Critical to XRM's success as a service is Acro's business integrity, Shahani
says. That means having checks and balances in place in the VMS process to
assure all parties involved that Acro cannot underhandedly undersell its
candidates. Acro also does not limit other suppliers from directly contacting
clients. "We want a reputation as a high-class business," he says. "If we're
not doing it right, the client hears of it very quickly."
In early 2004, Acro launched a version of XRM for the light-industrial sector,
which other VMS vendors have largely ignored, according to Shahani. This sector
typically does not deal much with candidate resumes or interviewing, he says,
yet its staffing needs change daily and it still requires real-time vendor
communication and reporting. In its first year, Acro installed the software in
four light-industrial clients.
Overall, XRM is another promising area for Acro. Last year it drove about 7% of
revenue. The widely predicted consolidation of staffing vendors during the next
few years, which may mean more business to fewer clients, will likely grow
Acro's VMS segment, Shahani says. Clients are eager to reduce the number of
suppliers they use in order to save money, he says.
However, there are challenges ahead for Acro. Among its VMS rivals are industry
heavyweights, Adecco SA, Kelly Services Inc. and Manpower Inc. "Clients like to
work with large companies, typically because they have a presence in multiple
locations and sometimes even globally," Shahani says. "But what these companies
don't have, but we do, is their own technology - they buy the technology from
some third party."
By making XRM in-house, Acro is able to upgrade and customize the software to
jibe with client's existing IT systems at a lower cost than its larger rivals
that sell an outsider's software, Shahani says. Other VMS sellers charge
exorbitant fees to customize software because it can be time-consuming, he
says. And each time a developer upgrades the software, to help keep pace with
broader IT advances, they need to also upgrade a client's customization.

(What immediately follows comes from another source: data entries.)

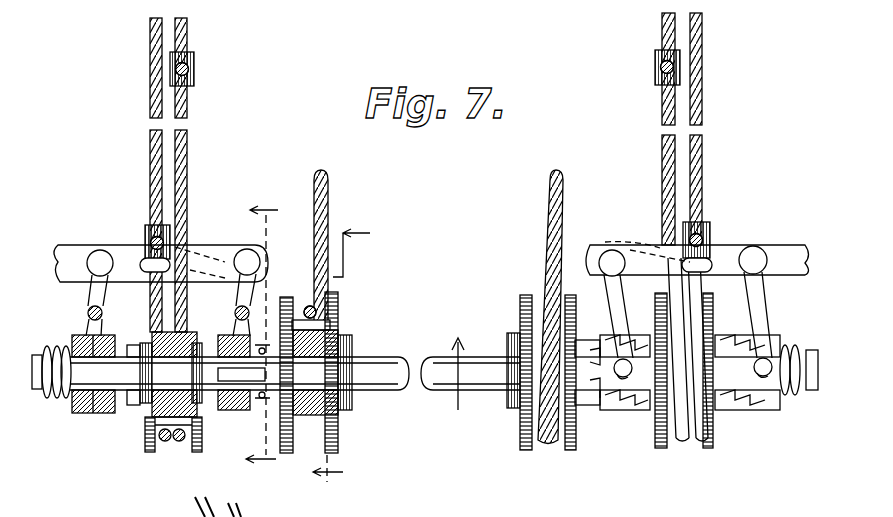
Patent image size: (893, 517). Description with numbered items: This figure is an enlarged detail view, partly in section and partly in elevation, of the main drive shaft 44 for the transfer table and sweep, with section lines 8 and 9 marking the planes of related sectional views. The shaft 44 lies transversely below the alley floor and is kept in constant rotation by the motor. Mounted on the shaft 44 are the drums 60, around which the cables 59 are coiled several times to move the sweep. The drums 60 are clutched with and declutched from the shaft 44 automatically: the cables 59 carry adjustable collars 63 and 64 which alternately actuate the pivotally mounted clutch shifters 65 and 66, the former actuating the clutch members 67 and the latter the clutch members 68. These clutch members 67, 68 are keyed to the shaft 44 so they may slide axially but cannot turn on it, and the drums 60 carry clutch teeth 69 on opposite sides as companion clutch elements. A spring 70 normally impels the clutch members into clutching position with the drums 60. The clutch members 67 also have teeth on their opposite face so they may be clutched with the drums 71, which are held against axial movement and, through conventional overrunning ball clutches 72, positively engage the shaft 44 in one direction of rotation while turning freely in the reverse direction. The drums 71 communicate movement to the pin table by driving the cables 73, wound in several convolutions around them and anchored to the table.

The main drive shaft 44 is at (440, 365).
The cables 59 is at (183, 156).
The drums 60 is at (148, 452).
The adjustable collar 63 is at (195, 75).
The adjustable collar 64 is at (145, 245).
The clutch shifter 65 is at (226, 250).
The clutch shifter 66 is at (90, 294).
The clutch members 67 is at (230, 415).
The clutch members 68 is at (106, 415).
The clutch teeth 69 is at (130, 334).
The spring 70 is at (62, 400).
The drums 71 is at (338, 318).
The overrunning ball clutches 72 is at (305, 352).
The cables 73 is at (330, 190).
The section line 8- 8 is at (262, 336).
The section line 9- 9 is at (341, 355).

These
VMS vendors are venture-capital-backed companies that "want to go IPO one day,
so they don't want to get into customization because it will bog them down,"
Shahani says. Acro can be nimble with XRM upgrades and customization, which is
built into the initial cost of the software, because its employees developed
the product, he says.
Consumers Energy of Jackson MI began using XRM in the spring of 2002 for payroll
services and a year later for the procurement of temporary staff. Quentin
Guinn, senior contract consultant at Consumers Energy, says that having XRM
tailored to the company's processes meant the company made the most out of
having a VMS system. Acro is able to price XRM competitively by employing 22
software-development staff in low-cost India to work on the product, Shahani
says.
As a maker of VMS software, Acro also benefits by not being VC-backed like many
of its pure-play software rivals, Shahani says. Because the VMS market has been
flooded with vendors in recent years, venture capitalists are not seeing the
type of return on their investment as expected, he says. Most VMS makers are
seeing revenue, but many are slow to turn a profit. VCs may grow impatient and
choose to sell their VMS investments to rivals as an exit strategy, Shahani
says. For privately held Acro, consolidation of the VMS segment means a more
rugged competitive landscape for XRM.
"Tougher rivals - that's the risk we face," Shahani says.